Leave Related to Death or Disappearance

Marginal note:Definitions
  • 206.5 (1) The following definitions apply in this section.

    “child”

    « enfant »

    “child” means a person who is under 18 years of age.

    “crime”

    « crime »

    “crime” means an offence under the Criminal Code, other than one that is excluded by the regulations.

    “parent”

    « parent »

    “parent” with respect to a child, means a person who, in law, is a parent (including an adoptive parent), has the custody of or, in Quebec, parental authority over the child, or is the guardian of or, in Quebec, the tutor to the person of the child, or with whom the child is placed for the purposes of adoption under the laws governing adoption in the province in which the person resides.

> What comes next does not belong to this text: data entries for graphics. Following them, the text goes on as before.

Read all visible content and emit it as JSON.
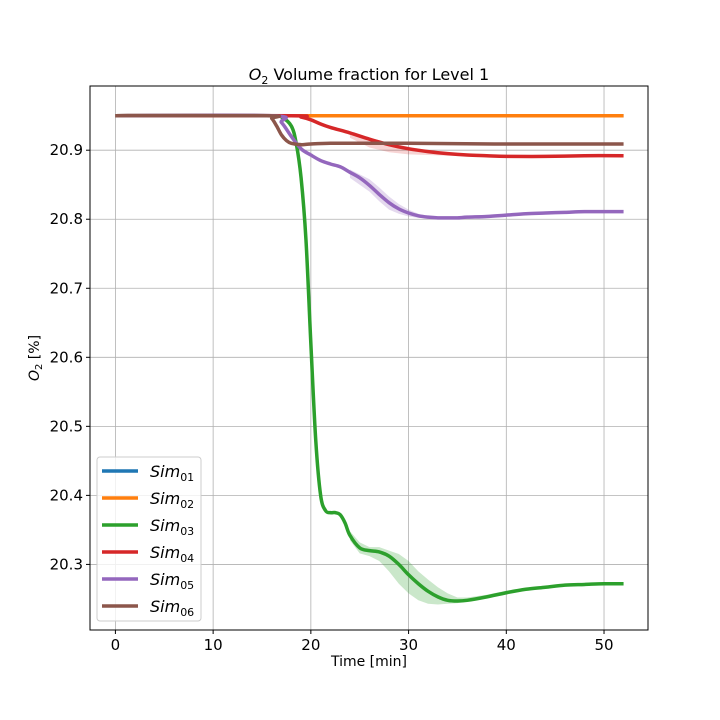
{
  "chart_data": {
    "type": "line",
    "title_main": "O",
    "title_sub": "2",
    "title_rest": " Volume fraction for Level 1",
    "xlabel": "Time [min]",
    "ylabel_main": "O",
    "ylabel_sub": "2",
    "ylabel_rest": " [%]",
    "xlim": [
      -2.6,
      54.5
    ],
    "ylim": [
      20.205,
      20.993
    ],
    "xticks": [
      0,
      10,
      20,
      30,
      40,
      50
    ],
    "yticks": [
      20.3,
      20.4,
      20.5,
      20.6,
      20.7,
      20.8,
      20.9
    ],
    "ytick_labels": [
      "20.3",
      "20.4",
      "20.5",
      "20.6",
      "20.7",
      "20.8",
      "20.9"
    ],
    "grid": true,
    "legend_position": "lower-left",
    "series": [
      {
        "name_main": "Sim",
        "name_sub": "01",
        "color": "#1f77b4",
        "x": [
          0,
          52
        ],
        "y": [
          20.95,
          20.95
        ]
      },
      {
        "name_main": "Sim",
        "name_sub": "02",
        "color": "#ff7f0e",
        "x": [
          0,
          52
        ],
        "y": [
          20.95,
          20.95
        ]
      },
      {
        "name_main": "Sim",
        "name_sub": "03",
        "color": "#2ca02c",
        "x": [
          0,
          16,
          17,
          18,
          18.5,
          19,
          19.5,
          20,
          20.5,
          21,
          21.5,
          22,
          22.5,
          23,
          23.5,
          24,
          25,
          26,
          27,
          28,
          29,
          30,
          31,
          32,
          33,
          34,
          35,
          36,
          38,
          40,
          42,
          44,
          46,
          48,
          50,
          52
        ],
        "y": [
          20.95,
          20.95,
          20.948,
          20.935,
          20.91,
          20.86,
          20.77,
          20.62,
          20.48,
          20.4,
          20.378,
          20.375,
          20.375,
          20.372,
          20.36,
          20.342,
          20.324,
          20.32,
          20.318,
          20.312,
          20.3,
          20.285,
          20.272,
          20.261,
          20.253,
          20.248,
          20.247,
          20.248,
          20.253,
          20.259,
          20.264,
          20.267,
          20.27,
          20.271,
          20.272,
          20.272
        ]
      },
      {
        "name_main": "Sim",
        "name_sub": "04",
        "color": "#d62728",
        "x": [
          0,
          18,
          19,
          20,
          21,
          22,
          24,
          26,
          28,
          30,
          32,
          34,
          36,
          38,
          40,
          44,
          48,
          52
        ],
        "y": [
          20.95,
          20.95,
          20.948,
          20.944,
          20.938,
          20.933,
          20.925,
          20.916,
          20.908,
          20.902,
          20.898,
          20.895,
          20.893,
          20.892,
          20.891,
          20.891,
          20.892,
          20.892
        ]
      },
      {
        "name_main": "Sim",
        "name_sub": "05",
        "color": "#9467bd",
        "x": [
          0,
          16,
          17,
          18,
          19,
          20,
          21,
          22,
          23,
          24,
          25,
          26,
          27,
          28,
          29,
          30,
          31,
          32,
          33,
          34,
          35,
          36,
          38,
          40,
          42,
          44,
          46,
          48,
          50,
          52
        ],
        "y": [
          20.95,
          20.95,
          20.94,
          20.92,
          20.902,
          20.893,
          20.885,
          20.88,
          20.876,
          20.868,
          20.86,
          20.849,
          20.836,
          20.824,
          20.815,
          20.809,
          20.805,
          20.803,
          20.802,
          20.802,
          20.802,
          20.803,
          20.804,
          20.806,
          20.808,
          20.809,
          20.81,
          20.811,
          20.811,
          20.811
        ]
      },
      {
        "name_main": "Sim",
        "name_sub": "06",
        "color": "#8c564b",
        "x": [
          0,
          15.5,
          16,
          16.5,
          17,
          17.5,
          18,
          19,
          20,
          22,
          25,
          30,
          40,
          52
        ],
        "y": [
          20.95,
          20.95,
          20.946,
          20.935,
          20.922,
          20.914,
          20.91,
          20.908,
          20.909,
          20.91,
          20.91,
          20.91,
          20.909,
          20.909
        ]
      }
    ],
    "bands": [
      {
        "series_index": 2,
        "color": "#2ca02c",
        "opacity": 0.25,
        "x": [
          24,
          25,
          26,
          27,
          28,
          29,
          30,
          31,
          32,
          33,
          34,
          35,
          36,
          38,
          40,
          42,
          44
        ],
        "lo": [
          20.335,
          20.316,
          20.312,
          20.305,
          20.29,
          20.272,
          20.258,
          20.248,
          20.243,
          20.242,
          20.243,
          20.244,
          20.246,
          20.252,
          20.258,
          20.262,
          20.265
        ],
        "hi": [
          20.348,
          20.332,
          20.325,
          20.325,
          20.32,
          20.315,
          20.305,
          20.29,
          20.278,
          20.267,
          20.258,
          20.252,
          20.252,
          20.256,
          20.262,
          20.266,
          20.268
        ]
      },
      {
        "series_index": 4,
        "color": "#9467bd",
        "opacity": 0.25,
        "x": [
          24,
          26,
          27,
          28,
          29,
          30,
          31,
          32,
          33,
          34,
          36
        ],
        "lo": [
          20.86,
          20.84,
          20.826,
          20.814,
          20.808,
          20.804,
          20.802,
          20.801,
          20.801,
          20.801,
          20.802
        ],
        "hi": [
          20.872,
          20.858,
          20.846,
          20.833,
          20.822,
          20.814,
          20.808,
          20.805,
          20.803,
          20.803,
          20.804
        ]
      },
      {
        "series_index": 3,
        "color": "#d62728",
        "opacity": 0.2,
        "x": [
          24,
          26,
          28,
          30,
          32,
          34,
          36
        ],
        "lo": [
          20.918,
          20.904,
          20.897,
          20.894,
          20.893,
          20.892,
          20.892
        ],
        "hi": [
          20.927,
          20.918,
          20.911,
          20.905,
          20.9,
          20.897,
          20.894
        ]
      }
    ]
  }
}
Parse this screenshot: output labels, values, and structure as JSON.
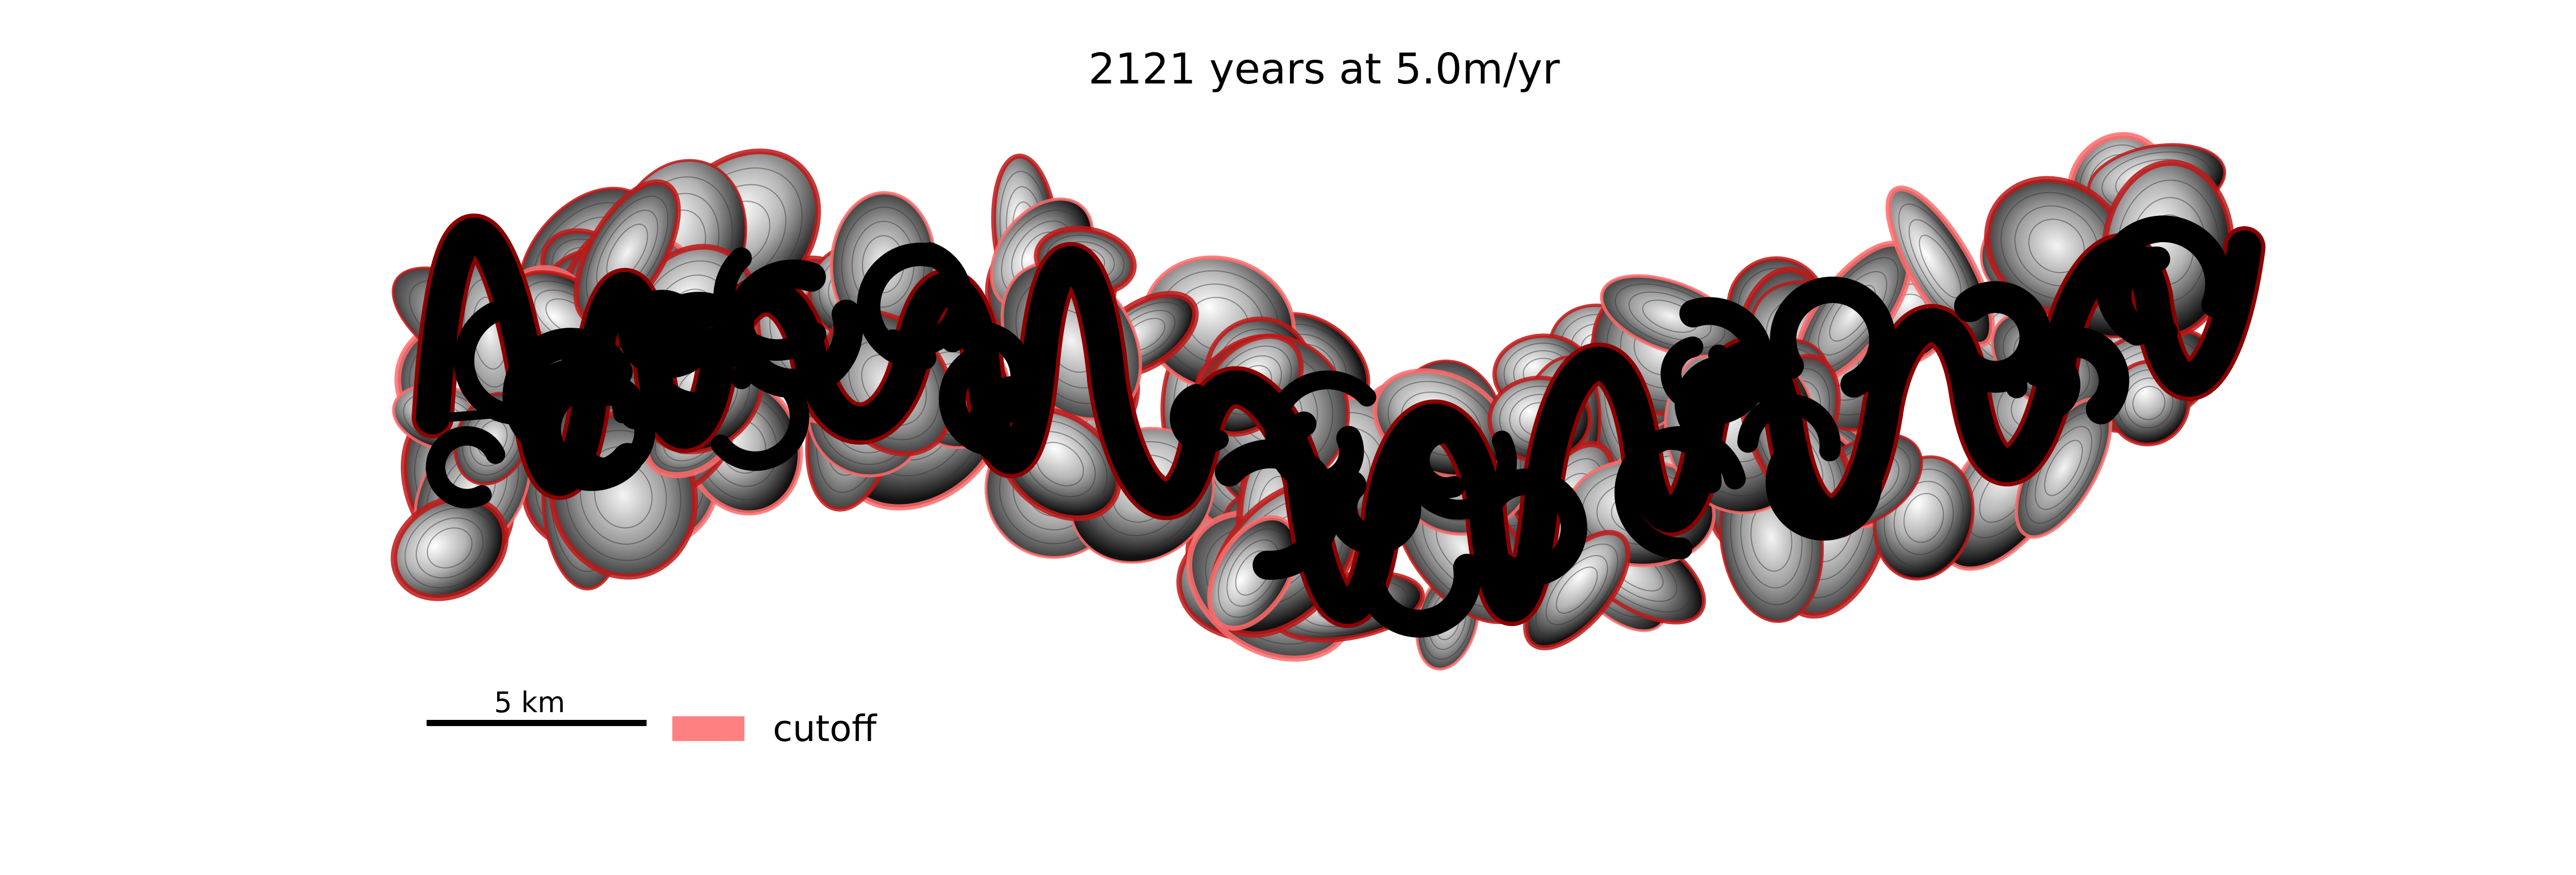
{
  "title": "2121 years at 5.0m/yr",
  "scale_bar": {
    "label": "5 km"
  },
  "legend": {
    "items": [
      {
        "label": "cutoff",
        "color": "#ff8080"
      }
    ]
  },
  "colors": {
    "channel": "#000000",
    "cutoff_outline": "#c01818",
    "cutoff_fill": "#ff8080"
  }
}
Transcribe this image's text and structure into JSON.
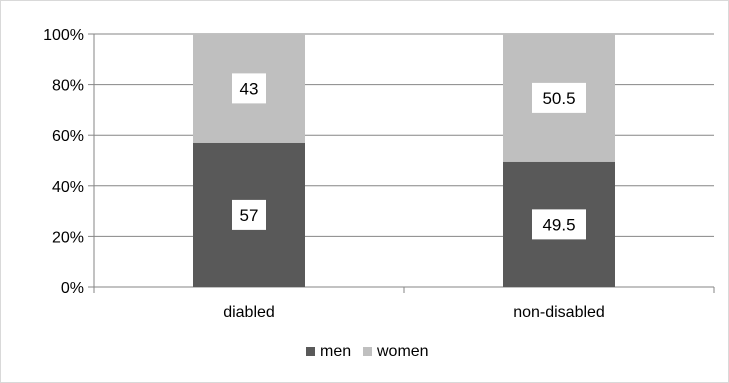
{
  "chart_data": {
    "type": "bar",
    "stacked": true,
    "categories": [
      "diabled",
      "non-disabled"
    ],
    "series": [
      {
        "name": "men",
        "values": [
          57,
          49.5
        ],
        "color": "#595959"
      },
      {
        "name": "women",
        "values": [
          43,
          50.5
        ],
        "color": "#bfbfbf"
      }
    ],
    "data_labels": [
      [
        "57",
        "49.5"
      ],
      [
        "43",
        "50.5"
      ]
    ],
    "yticks": [
      "0%",
      "20%",
      "40%",
      "60%",
      "80%",
      "100%"
    ],
    "ylim": [
      0,
      100
    ],
    "title": "",
    "xlabel": "",
    "ylabel": "",
    "grid": true,
    "legend": "bottom"
  }
}
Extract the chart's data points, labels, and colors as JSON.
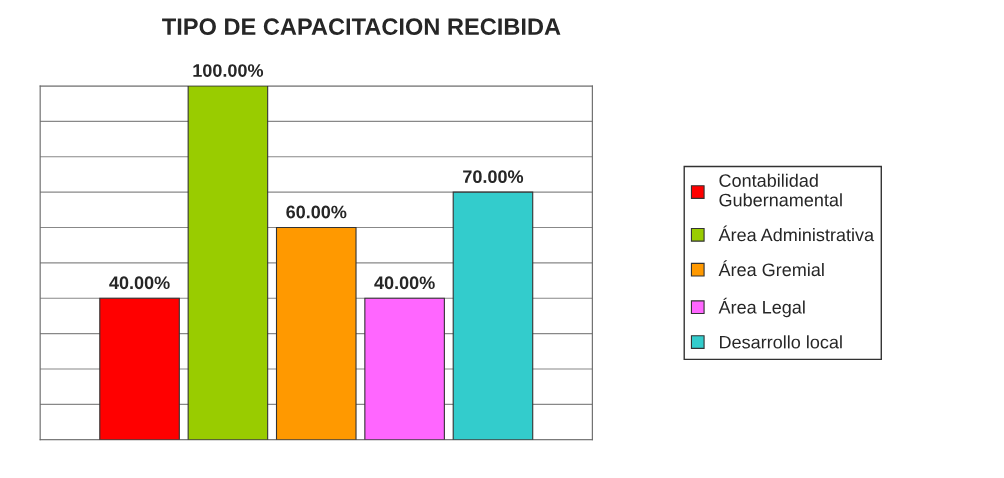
{
  "chart_data": {
    "type": "bar",
    "title": "TIPO DE CAPACITACION RECIBIDA",
    "categories": [
      null
    ],
    "series": [
      {
        "name": "Contabilidad\nGubernamental",
        "color": "#ff0000",
        "values": [
          40
        ],
        "value_labels": [
          "40.00%"
        ]
      },
      {
        "name": "Área Administrativa",
        "color": "#99cc00",
        "values": [
          100
        ],
        "value_labels": [
          "100.00%"
        ]
      },
      {
        "name": "Área Gremial",
        "color": "#ff9900",
        "values": [
          60
        ],
        "value_labels": [
          "60.00%"
        ]
      },
      {
        "name": "Área Legal",
        "color": "#ff66ff",
        "values": [
          40
        ],
        "value_labels": [
          "40.00%"
        ]
      },
      {
        "name": "Desarrollo local",
        "color": "#33cccc",
        "values": [
          70
        ],
        "value_labels": [
          "70.00%"
        ]
      }
    ],
    "ylim": [
      0,
      100
    ],
    "yticks": [
      {
        "value": 0,
        "label": null
      },
      {
        "value": 10,
        "label": null
      },
      {
        "value": 20,
        "label": null
      },
      {
        "value": 30,
        "label": null
      },
      {
        "value": 40,
        "label": null
      },
      {
        "value": 50,
        "label": null
      },
      {
        "value": 60,
        "label": null
      },
      {
        "value": 70,
        "label": null
      },
      {
        "value": 80,
        "label": null
      },
      {
        "value": 90,
        "label": null
      },
      {
        "value": 100,
        "label": null
      }
    ],
    "grid": "y",
    "legend": "right"
  }
}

  • Marginal note:Leave  —  104 weeks

    (2) Every employee who has completed six consecutive months of continuous employment with an employer is entitled to and shall be granted a leave of absence from employment of up to 104 weeks if the employee is the parent of a child who has died and it is probable, considering the circumstances, that the child died as a result of a crime.

  • Marginal note:Leave  —  52 weeks

    (3) Every employee who has completed six consecutive months of continuous employment with an employer is entitled to and shall be granted a leave of absence from employment of up to 52 weeks if the employee is the parent of a child who has disappeared and it is probable, considering the circumstances, that the child disappeared as a result of a crime.

  • Marginal note:Exception

    (4) An employee is not entitled to a leave of absence if the employee is charged with the crime or it is probable, considering the circumstances, that the child was a party to the crime.

  • Marginal note:Period when leave may be taken

    (5) The period during which the employee may take a leave of absence

    • (a) begins on the day on which the death or disappearance, as the case may be, occurs; and

    • (b) ends

      • (i) in the case of leave under subsection (2), 104 weeks after the day on which the death occurs, or

      • (ii) in the case of leave under subsection (3), 52 weeks after the day on which the disappearance occurs.

  • Marginal note:Disappearance of child

    (6) Despite paragraph (5)(b), in the case of a child who disappears and who is subsequently found, the period referred to in subsection (5) ends

    • (a) 14 days after the day on which the child is found, if the child is found during the 52-week period, but no later than the end of the 52-week period; or

    • (b) 104 weeks after the day on which the disappearance occurs if subsection (2) applies to the child.

  • Marginal note:Clarification

    (7) For greater certainty, a leave under this section ends on the day on which the circumstances are such that it is no longer probable that the death or disappearance was the result of a crime.

  • Marginal note:Aggregate leave  —  employees

    (8) The aggregate amount of leave that may be taken by employees under this section in respect of the same death or disappearance of a child — or the same children who die or disappear as a result of the same event — must not exceed 104 weeks in the case of a death or 52 weeks in the case of a disappearance.